Glen Guyton is the executive director of Mennonite Church USA.
My 18-year-old son texted me and asked if I had been watching the latest Twitter trend. I told him no, that I would check it out, and then I saw #WWIII was trending. Wow! After a bit of scrolling, I saw that the Twitterverse was all ablaze, which wasn’t unusual, but I could sense that this topic was different from the usual angst or Kimye* trivia.
After my son got off work, he insisted that we watch NBC nightly news with Lester Holt so we could see what people were saying about a possible war with Iran.
“Wow ya’ll are really concerned about what is going to happen.” I said.
“Yeah, everyone is talking about it,” he said solemnly.
You know, sometimes I think these Generation Z kids are both weird and well-informed. They express a deeper level of concern than I did at the same age. My biggest concern as an 18-year-old high school student was clearing my schedule to watch who was then an icon of family values and fatherhood, Bill Cosby on The Cosby Show.
Yeah, the level of awareness in 2020 is much different than it was 1988. My generation grew-up after Vietnam, before 9/11 and before Desert Storm. Us Gen Xers were in this sweet spot of MTV, excess and the rise of the United States as the world’s military superpower. In the 80’s the U.S. was pretty much seen as invincible.

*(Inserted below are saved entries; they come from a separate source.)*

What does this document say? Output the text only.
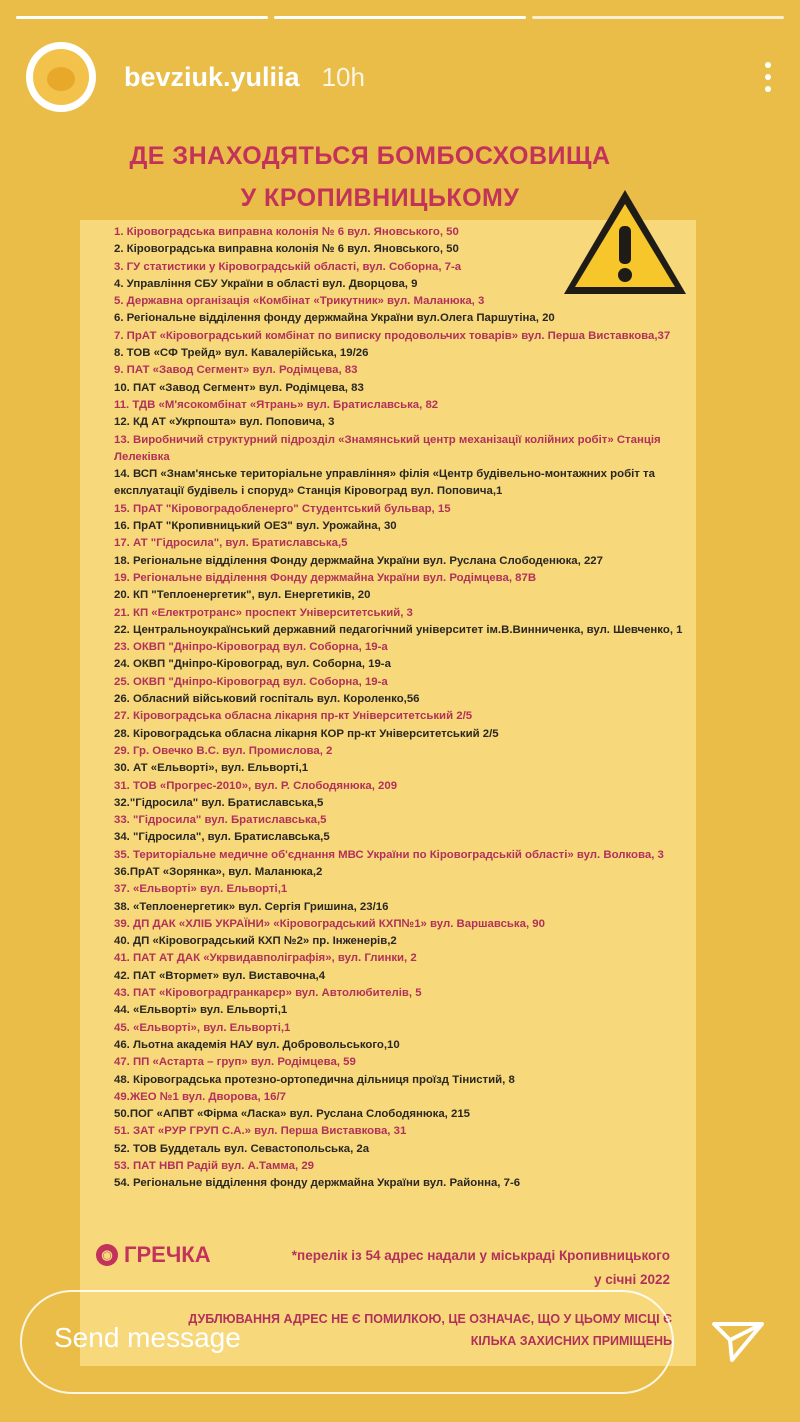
bevziuk.yuliia 10h
ДЕ ЗНАХОДЯТЬСЯ БОМБОСХОВИЩА
У КРОПИВНИЦЬКОМУ
1. Кіровоградська виправна колонія № 6 вул. Яновського, 50
2. Кіровоградська виправна колонія № 6 вул. Яновського, 50
3. ГУ статистики у Кіровоградській області, вул. Соборна, 7-а
4. Управління СБУ України в області вул. Дворцова, 9
5. Державна організація «Комбінат «Трикутник» вул. Маланюка, 3
6. Регіональне відділення фонду держмайна України вул.Олега Паршутіна, 20
7. ПрАТ «Кіровоградський комбінат по випиcку продовольчих товарів» вул. Перша Виставкова,37
8. ТОВ «СФ Трейд» вул. Кавалерійська, 19/26
9. ПАТ «Завод Сегмент» вул. Родімцева, 83
10. ПАТ «Завод Сегмент» вул. Родімцева, 83
11. ТДВ «М'ясокомбінат «Ятрань» вул. Братиславська, 82
12. КД АТ «Укрпошта» вул. Поповича, 3
13. Виробничий структурний підрозділ «Знамянський центр механізації колійних робіт» Станція Лелеківка
14. ВСП «Знам'янське територіальне управління» філія «Центр будівельно-монтажних робіт та експлуатації будівель і споруд» Станція Кіровоград вул. Поповича,1
15. ПрАТ "Кіровоградобленерго" Студентський бульвар, 15
16. ПрАТ "Кропивницький ОЕЗ" вул. Урожайна, 30
17. АТ "Гідросила", вул. Братиславська,5
18. Регіональне відділення Фонду держмайна України вул. Руслана Слободенюка, 227
19. Регіональне відділення Фонду держмайна України вул. Родімцева, 87В
20. КП "Теплоенергетик", вул. Енергетиків, 20
21. КП «Електротранс» проспект Університетський, 3
22. Центральноукраїнський державний педагогічний університет ім.В.Винниченка, вул. Шевченко, 1
23. ОКВП "Дніпро-Кіровоград вул. Соборна, 19-а
24. ОКВП "Дніпро-Кіровоград, вул. Соборна, 19-а
25. ОКВП "Дніпро-Кіровоград вул. Соборна, 19-а
26. Обласний військовий госпіталь вул. Короленко,56
27. Кіровоградська обласна лікарня пр-кт Університетський 2/5
28. Кіровоградська обласна лікарня КОР пр-кт Університетський 2/5
29. Гр. Овечко В.С. вул. Промислова, 2
30. АТ «Ельворті», вул. Ельворті,1
31. ТОВ «Прогрес-2010», вул. Р. Слободянюка, 209
32."Гідросила" вул. Братиславська,5
33. "Гідросила" вул. Братиславська,5
34. "Гідросила", вул. Братиславська,5
35. Територіальне медичне об'єднання МВС України по Кіровоградській області» вул. Волкова, 3
36.ПрАТ «Зорянка», вул. Маланюка,2
37. «Ельворті» вул. Ельворті,1
38. «Теплоенергетик» вул. Сергія Гришина, 23/16
39. ДП ДАК «ХЛІБ УКРАЇНИ» «Кіровоградський КХП№1» вул. Варшавська, 90
40. ДП «Кіровоградський КХП №2» пр. Інженерів,2
41. ПАТ АТ ДАК «Укрвидавполіграфія», вул. Глинки, 2
42. ПАТ «Втормет» вул. Виставочна,4
43. ПАТ «Кіровоградгранкарєр» вул. Автолюбителів, 5
44. «Ельворті» вул. Ельворті,1
45. «Ельворті», вул. Ельворті,1
46. Льотна академія НАУ вул. Добровольського,10
47. ПП «Астарта – груп» вул. Родімцева, 59
48. Кіровоградська протезно-ортопедична дільниця проїзд Тінистий, 8
49.ЖЕО №1 вул. Дворова, 16/7
50.ПОГ «АПВТ «Фірма «Ласка» вул. Руслана Слободянюка, 215
51. ЗАТ «РУР ГРУП С.А.» вул. Перша Виставкова, 31
52. ТОВ Буддеталь вул. Севастопольська, 2а
53. ПАТ НВП Радій вул. А.Тамма, 29
54. Регіональне відділення фонду держмайна України вул. Районна, 7-6
◉ ГРЕЧКА	*перелік із 54 адрес надали у міськраді Кропивницького
у січні 2022
ДУБЛЮВАННЯ АДРЕС НЕ Є ПОМИЛКОЮ, ЦЕ ОЗНАЧАЄ, ЩО У ЦЬОМУ МІСЦІ Є
КІЛЬКА ЗАХИСНИХ ПРИМІЩЕНЬ
Send message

As I sat and talked to my son about the execution of Iranian general Qasem Soleimani and the possible repercussion, I understood the depth of concern that he and other young people in the 18 to35-year-old age bracket carried. They grew up after the tower fell, the financial system collapsed, and “America’s dad” is now a convicted sexual predator.
These are the questions from my son and young people online:
Are we going to war? Will I be drafted? Are they drafting women now? Will there be another 9/11? Where will Iran attack? Am I safe?
This conversation wasn’t the first time my son and I had talked about war and the military. After all, both his mother and I are Air Force veterans. We have had conversations about why my faith led me to leave the military, my work with peace and the repercussions of war. I think the media had given him, like many young people, somewhat of a romanticized view of military life and what it means to be an American patriot.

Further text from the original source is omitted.